Here are key points from the 900-page congressional report on intelligence failings in the run up to the 11 September attacks. Parts of the report, however, have not been made public.
Some of the report has been blanked out
No specific information pointed to the 11 September plot, although intelligence agencies had a great deal of information about Osama Bin Laden and his activities.
The agencies missed opportunities to disrupt the plot by denying entry or detaining would-be hijackers.
An FBI informant knew two of the hijackers but the FBI agent who handled the informant had not been told they were suspected terrorists, even though intelligence officials had linked them to al-Qaeda.
Inadequate attention was given to the threat of a terrorist attack against the US.
The military was reluctant to launch attacks on Osama Bin Laden in Afghanistan, partly because intelligence on his whereabouts was unreliable.
Reports warned of an attack against aviation in the US. One in December 1998 said: "...plans to hijack US aircraft proceeding well. Two individuals... had successfully evaded checkpoints in a dry run at a NY airport".

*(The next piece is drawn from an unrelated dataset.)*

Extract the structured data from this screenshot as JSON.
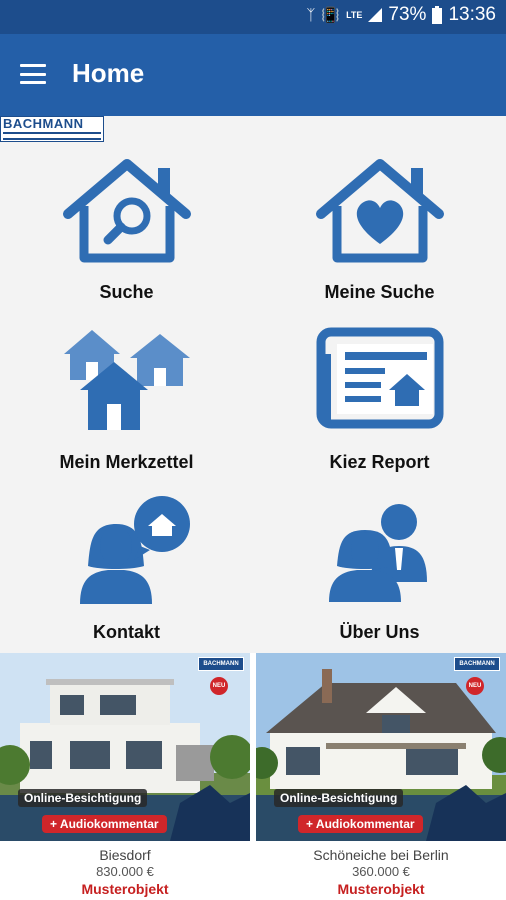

Omar al-Bayoumi - who paid expenses of two of the hijackers - "had access to seemingly unlimited funding from Saudi Arabia" and was suspected of being an agent for Saudi Arabia "or another power".
Prior to 11 September, there was no co-ordinated strategy to track terrorist funding and
close down their financial support networks.
Cost to mount the attacks: $175,000-$250,000
No link has been found yet between the 11 September attacks and the anthrax mailings.